Some hairdressing salons are made up of only self employed people, or they lack proper wage agreements. Handels, Sweden’s Commercial Employee’s Union, has tried to fight non-agreement conditions through its own app, Schyssta listan (the Nice List), where you can see which shops and hairdressers have collective agreements, right there on your mobile.
Precarious working conditions can also mean that working tasks are organised in such a way that people end up with long breaks in their working day, during which they are not paid. People can be banned from working for competing companies during periods when there is no work to be had from the original employer. The job offers no protection against economic swings or illness, and it does not contribute towards workers’ pensions.
Companies in the sharing economy often try to paint a picture of them creating “new” jobs. But the services which are being offered – renting a private flat like with Airbnb, or having a job performed in your home by Taskrunner – are some of the oldest occupations there are. Transport, accommodation and domestic work are hardly among the most innovative sectors.
But in order for completely new groups of people to perform a service, you often need new technology. Without Google Maps, which will tell you how to drive from A to B, Uber’s drivers would struggle to compete with trained taxi drivers.
This is also called crowdworking; the outsourcing of jobs through the use of IT platforms. This could be transcribing interviews or talks, writing texts for catalogues or just tasks which are difficult for a computer to do. Amazon’s Mechanical Turk is one of the major players. Pay is often very low, a couple of Eurocents per task.
In order to outbid existing companies, the new businesses must be able to provide services at a lower cost or at a faster pace. The new business concepts are dependent on having a large pool of people who will agree to take on work and be paid separately for each individual task, so that the competition for these tasks becomes big enough. If not, the business risks that those who carry out the service will not take on the tasks, an that the service cannot be delivered fast enough. Nobody wants to wait for hours for an Uber taxi.

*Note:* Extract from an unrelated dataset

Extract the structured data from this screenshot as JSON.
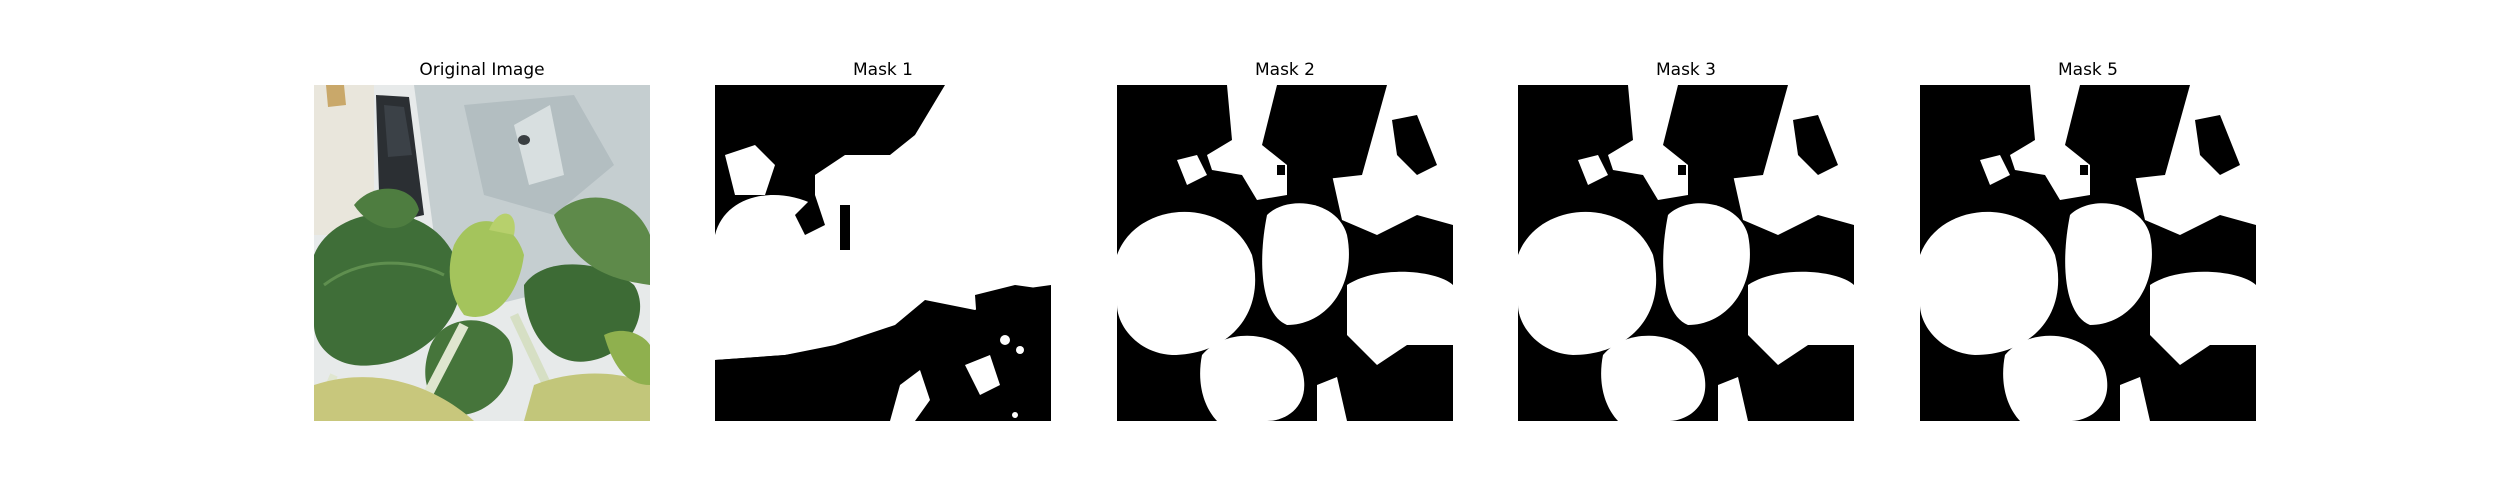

In order to keep the contractors in place, a digital payment system is being used. Customers can grade the person providing the service, and algorithms make sure the IT platform rewards those with the highest score, giving them the first stab at new jobs. This means the employer’s role of leading and controlling the work is being outsourced to the customers.

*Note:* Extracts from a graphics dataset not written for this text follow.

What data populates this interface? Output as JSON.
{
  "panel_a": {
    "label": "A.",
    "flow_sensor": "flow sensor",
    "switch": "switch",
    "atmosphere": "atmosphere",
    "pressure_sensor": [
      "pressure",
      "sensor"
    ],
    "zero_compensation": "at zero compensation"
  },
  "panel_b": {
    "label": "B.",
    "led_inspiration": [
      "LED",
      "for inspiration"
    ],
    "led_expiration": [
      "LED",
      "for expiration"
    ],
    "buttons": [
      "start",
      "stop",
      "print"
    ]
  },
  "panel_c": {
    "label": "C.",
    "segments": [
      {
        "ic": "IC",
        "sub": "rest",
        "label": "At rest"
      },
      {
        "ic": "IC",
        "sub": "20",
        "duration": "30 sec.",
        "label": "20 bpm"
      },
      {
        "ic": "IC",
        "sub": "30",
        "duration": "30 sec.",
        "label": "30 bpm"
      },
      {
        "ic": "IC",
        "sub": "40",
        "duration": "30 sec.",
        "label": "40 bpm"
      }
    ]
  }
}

Labour law experts Jeremias Prassl and Martin Risak write in their report ‘Uber, Taskrabbit, & Co: Platform as employers?’:
”Through the use of platforms, businesses ranging from restaurants to IT service providers can draw on a large crowd of flexible workers to reduce or even eliminate the cost of unproductive time at work, and rely on reputation mechanisms to maintain full control over the production process or service delivery.”
And, writing about the very core of the business concept:
”The resulting competition between crowdworkers will ensure that quality remains high whilst wages are low.”
The two labour law researchers quote Thomas Biewald, the former CEO of the platform Crowdflower, a company specialising in a certain type of IT services:
“Before the Internet, it would be really difficult to find someone, sit them down for ten minutes and get them to work for you, and then fire them after those ten minutes. But with technology, you can actually find them, pay them the tiny amount of money, and then get rid of them when you don’t need them anymore.”
Crowdworking does, of course, bring some benefits for those taking on the tasks too. Sometimes it can be the only way to make any money at all. Other times it could be that the contractors need the flexibility to accept commissions when they have time, and to combine it with other things, like looking after children.
The new business models are often disruptive. They could be described as revolutionary innovations shaking up the existing market. Well-known examples include when digital photography replaced film, or when books started being distributed digitally or through the post, and not in book stores.
New and more efficient ways of distributing goods and services are part of economic development. But labour market researchers and trade unions warn that they could undermine existing welfare systems. That could happen if the income from the business is being taxed in a different country from where the services are being carried out, or if the new businesses do not pay employer’s tax or fail to contribute to job security, sick leave or pension savings.